Our analysis showed that strict adherence to a GFD can be confirmed using all three GIP detection kits. Similarly, consistent exposure to gluten, particularly at high levels, can be identified, in most cases, using all three kits. While we are unable to provide definitive reasons explaining the various forms of discordance observed among the three different kits, we offer potential explanations in Fig. 4. It is worth mentioning that active CD or CeD with overt clinical symptoms (e.g., lack of adherence to GFD) may influence intestinal transit time; hence influencing the timeframe within GIP can be detected. Whilst the effect of intestinal transit time on GIP detection has not been directly assessed, a recent study found no association between bowel movement frequency and timing of GIP detection in patients with CeD.14 Notably, in our study, S-POC performed similarly in patients with CD and HV and overall results were largely consistent, suggesting that disease status does not significantly impact the performance of the kits.

Fig. 4
figure 4

Potential explanations for variability in GIP detection between the S-REF (Stool ELISA), S-POC (Stool POC) and U-POC (Urine POC) kits along with potential implications for clinical practice in assessing compliance to gluten-free diets (GFD); green icon indicates lack of GIP detection; red indicates GIP detection.

Aside from performance metrics, other factors such as cost, and ease of use must also be considered. The S-POC does not require additional laboratory resources or specialist personnel and equipment, hence heavily reducing the overall analytical cost. In addition, it is a quick and easy-to-use kit and can be used at home or at point of care.

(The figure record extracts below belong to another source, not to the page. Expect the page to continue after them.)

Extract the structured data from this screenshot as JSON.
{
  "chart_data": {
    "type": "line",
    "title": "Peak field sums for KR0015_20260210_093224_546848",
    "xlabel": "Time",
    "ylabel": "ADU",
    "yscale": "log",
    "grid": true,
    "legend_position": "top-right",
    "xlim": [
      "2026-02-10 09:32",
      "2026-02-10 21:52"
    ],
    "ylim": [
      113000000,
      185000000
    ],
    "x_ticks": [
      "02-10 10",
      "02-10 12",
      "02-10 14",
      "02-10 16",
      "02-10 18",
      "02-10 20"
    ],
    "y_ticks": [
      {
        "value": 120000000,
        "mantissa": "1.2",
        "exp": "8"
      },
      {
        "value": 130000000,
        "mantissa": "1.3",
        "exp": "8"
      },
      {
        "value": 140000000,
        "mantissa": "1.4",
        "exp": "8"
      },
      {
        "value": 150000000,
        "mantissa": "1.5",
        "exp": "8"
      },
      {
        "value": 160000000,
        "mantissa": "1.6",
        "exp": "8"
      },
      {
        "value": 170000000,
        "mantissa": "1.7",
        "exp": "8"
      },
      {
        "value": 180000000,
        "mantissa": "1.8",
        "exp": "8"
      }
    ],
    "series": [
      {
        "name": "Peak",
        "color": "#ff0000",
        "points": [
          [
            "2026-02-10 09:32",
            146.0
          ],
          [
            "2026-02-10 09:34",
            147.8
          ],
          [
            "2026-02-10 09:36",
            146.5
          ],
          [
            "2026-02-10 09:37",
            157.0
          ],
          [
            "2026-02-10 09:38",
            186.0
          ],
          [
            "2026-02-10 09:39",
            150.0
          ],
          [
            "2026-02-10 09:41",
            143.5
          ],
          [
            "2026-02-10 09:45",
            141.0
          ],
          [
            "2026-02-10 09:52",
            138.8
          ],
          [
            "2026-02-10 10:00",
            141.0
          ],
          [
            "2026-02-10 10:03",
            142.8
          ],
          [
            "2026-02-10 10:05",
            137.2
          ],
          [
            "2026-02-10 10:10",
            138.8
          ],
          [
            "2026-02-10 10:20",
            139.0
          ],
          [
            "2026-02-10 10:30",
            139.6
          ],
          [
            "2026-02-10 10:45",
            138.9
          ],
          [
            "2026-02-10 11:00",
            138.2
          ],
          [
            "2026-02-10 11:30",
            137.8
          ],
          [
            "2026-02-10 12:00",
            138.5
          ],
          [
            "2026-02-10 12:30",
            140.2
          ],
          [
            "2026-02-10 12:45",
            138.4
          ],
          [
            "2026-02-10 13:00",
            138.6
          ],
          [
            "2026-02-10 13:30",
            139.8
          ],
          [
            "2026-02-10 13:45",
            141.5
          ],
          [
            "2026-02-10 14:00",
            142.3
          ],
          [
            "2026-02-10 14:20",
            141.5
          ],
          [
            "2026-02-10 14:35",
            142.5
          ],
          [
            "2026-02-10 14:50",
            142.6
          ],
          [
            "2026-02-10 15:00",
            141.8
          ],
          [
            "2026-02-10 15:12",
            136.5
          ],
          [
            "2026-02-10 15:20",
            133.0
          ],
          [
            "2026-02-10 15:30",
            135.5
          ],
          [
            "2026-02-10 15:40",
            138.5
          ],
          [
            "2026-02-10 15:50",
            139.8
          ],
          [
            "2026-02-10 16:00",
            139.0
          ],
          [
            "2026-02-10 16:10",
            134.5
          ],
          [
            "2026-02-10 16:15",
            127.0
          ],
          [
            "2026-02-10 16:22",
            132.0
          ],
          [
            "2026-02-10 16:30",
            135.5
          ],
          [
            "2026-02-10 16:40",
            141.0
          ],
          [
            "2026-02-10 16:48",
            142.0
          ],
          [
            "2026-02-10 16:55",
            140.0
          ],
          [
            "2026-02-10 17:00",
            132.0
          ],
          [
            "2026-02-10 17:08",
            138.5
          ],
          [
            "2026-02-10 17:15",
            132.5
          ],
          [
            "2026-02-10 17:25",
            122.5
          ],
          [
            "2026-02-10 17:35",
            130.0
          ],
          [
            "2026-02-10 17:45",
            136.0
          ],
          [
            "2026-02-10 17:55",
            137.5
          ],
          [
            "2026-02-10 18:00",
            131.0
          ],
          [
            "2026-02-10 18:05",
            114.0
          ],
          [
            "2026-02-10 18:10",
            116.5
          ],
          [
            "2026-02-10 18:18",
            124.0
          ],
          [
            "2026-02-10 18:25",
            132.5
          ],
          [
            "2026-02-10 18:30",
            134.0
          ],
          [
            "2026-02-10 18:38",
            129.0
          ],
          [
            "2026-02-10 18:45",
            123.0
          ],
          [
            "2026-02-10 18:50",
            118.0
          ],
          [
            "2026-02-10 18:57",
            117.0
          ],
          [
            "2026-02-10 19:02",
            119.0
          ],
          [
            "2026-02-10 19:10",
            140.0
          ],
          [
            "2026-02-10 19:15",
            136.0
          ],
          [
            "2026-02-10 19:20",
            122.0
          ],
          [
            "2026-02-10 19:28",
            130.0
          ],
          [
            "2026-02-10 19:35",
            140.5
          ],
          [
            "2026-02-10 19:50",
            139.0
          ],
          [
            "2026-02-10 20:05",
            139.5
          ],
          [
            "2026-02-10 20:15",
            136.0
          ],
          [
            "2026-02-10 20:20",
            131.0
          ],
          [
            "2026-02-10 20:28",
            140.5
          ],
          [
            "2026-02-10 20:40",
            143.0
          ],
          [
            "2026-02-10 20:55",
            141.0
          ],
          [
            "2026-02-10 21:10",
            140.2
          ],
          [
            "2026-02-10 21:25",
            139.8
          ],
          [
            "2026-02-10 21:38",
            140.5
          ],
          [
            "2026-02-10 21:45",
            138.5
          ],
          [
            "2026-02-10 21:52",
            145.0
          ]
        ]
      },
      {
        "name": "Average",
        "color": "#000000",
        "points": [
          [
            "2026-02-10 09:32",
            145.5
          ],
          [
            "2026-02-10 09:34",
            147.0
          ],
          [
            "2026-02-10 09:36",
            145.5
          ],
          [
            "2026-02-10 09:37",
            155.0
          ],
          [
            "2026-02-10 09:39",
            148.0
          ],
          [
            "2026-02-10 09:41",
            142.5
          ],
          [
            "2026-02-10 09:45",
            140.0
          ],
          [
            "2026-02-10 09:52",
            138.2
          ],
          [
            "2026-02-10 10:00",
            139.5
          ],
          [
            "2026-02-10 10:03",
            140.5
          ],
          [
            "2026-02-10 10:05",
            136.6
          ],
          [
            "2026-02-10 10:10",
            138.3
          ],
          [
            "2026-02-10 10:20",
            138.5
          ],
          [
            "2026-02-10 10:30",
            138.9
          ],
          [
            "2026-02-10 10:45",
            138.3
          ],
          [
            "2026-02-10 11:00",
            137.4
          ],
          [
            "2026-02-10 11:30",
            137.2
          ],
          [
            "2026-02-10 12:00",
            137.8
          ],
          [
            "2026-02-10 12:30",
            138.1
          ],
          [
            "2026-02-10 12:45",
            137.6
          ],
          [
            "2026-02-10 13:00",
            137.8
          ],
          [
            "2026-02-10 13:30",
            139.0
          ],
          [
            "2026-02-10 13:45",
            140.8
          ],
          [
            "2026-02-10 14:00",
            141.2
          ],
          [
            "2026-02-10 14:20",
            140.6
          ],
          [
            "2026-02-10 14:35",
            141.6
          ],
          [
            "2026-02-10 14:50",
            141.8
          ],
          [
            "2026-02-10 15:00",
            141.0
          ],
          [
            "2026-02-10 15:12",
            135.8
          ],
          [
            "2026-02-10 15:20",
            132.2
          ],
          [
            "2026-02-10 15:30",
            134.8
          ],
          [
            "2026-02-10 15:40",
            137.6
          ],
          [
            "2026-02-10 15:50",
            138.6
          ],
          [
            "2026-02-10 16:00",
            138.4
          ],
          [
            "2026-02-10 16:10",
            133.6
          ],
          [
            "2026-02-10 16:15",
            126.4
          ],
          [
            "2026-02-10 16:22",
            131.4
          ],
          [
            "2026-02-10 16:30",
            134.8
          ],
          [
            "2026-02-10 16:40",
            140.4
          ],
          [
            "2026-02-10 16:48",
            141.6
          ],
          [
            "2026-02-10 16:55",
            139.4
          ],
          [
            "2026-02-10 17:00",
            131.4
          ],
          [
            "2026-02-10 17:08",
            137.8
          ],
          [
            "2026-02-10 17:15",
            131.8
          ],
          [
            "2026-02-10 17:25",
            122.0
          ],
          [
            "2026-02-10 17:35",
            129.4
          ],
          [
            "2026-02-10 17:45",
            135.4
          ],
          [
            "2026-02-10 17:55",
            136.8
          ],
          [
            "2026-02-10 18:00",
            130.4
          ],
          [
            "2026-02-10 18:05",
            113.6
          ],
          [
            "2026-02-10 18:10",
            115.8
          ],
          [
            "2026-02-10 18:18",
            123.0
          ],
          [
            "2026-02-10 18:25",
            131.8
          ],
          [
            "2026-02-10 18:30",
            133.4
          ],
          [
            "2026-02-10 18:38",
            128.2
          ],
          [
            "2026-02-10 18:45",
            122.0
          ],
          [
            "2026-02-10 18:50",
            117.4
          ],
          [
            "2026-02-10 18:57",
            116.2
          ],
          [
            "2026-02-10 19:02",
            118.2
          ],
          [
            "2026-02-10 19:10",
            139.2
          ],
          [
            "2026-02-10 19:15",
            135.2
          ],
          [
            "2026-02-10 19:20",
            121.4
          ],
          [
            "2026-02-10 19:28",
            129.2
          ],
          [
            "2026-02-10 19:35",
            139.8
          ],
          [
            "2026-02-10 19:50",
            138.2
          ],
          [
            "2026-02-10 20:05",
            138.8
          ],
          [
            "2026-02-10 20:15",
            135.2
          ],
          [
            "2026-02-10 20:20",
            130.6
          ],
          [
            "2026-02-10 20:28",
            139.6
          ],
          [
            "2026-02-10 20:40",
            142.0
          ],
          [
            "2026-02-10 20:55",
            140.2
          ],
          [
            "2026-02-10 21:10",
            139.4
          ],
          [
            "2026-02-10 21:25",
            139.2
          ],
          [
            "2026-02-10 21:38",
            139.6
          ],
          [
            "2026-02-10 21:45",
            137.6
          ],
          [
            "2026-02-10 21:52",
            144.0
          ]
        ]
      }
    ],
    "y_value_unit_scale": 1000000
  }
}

Our study is limited by the modest sample size and age differences between pediatric patients and healthy adult volunteers that prevented direct comparison. However, the use of multiple, consecutive samples offered us a unique opportunity to explore consistency in the performance of the different kits. Another limitation is the use of spot urine samples and the lack of recording of the timing of gluten consumption prior to sample collection. Nonetheless, all paired samples were collected on the same day.

Whilst the role of GIP testing in clinical practice is currently unclear, a better understanding of the performance of the various kits and in different sample types will provide useful insights into possible utility. The obvious indication is the use of GIP testing to detect patients with reduced adherence to GFD, who would otherwise have been missed by standard dietetic assessment. This can lead to the provision of more comprehensive advice and possibly increase treatment adherence and efficacy.

In conclusion, this study suggests that a POC kit can be a suitable alternative to the reference ELISA method in detecting GIP in stool, showing high performance, particularly in medium to high levels of gluten exposure. While urine collection might be more practical than that of stool, the detection of GIP using urine kits was suboptimal and their utility therefore in clinical practice might be limited.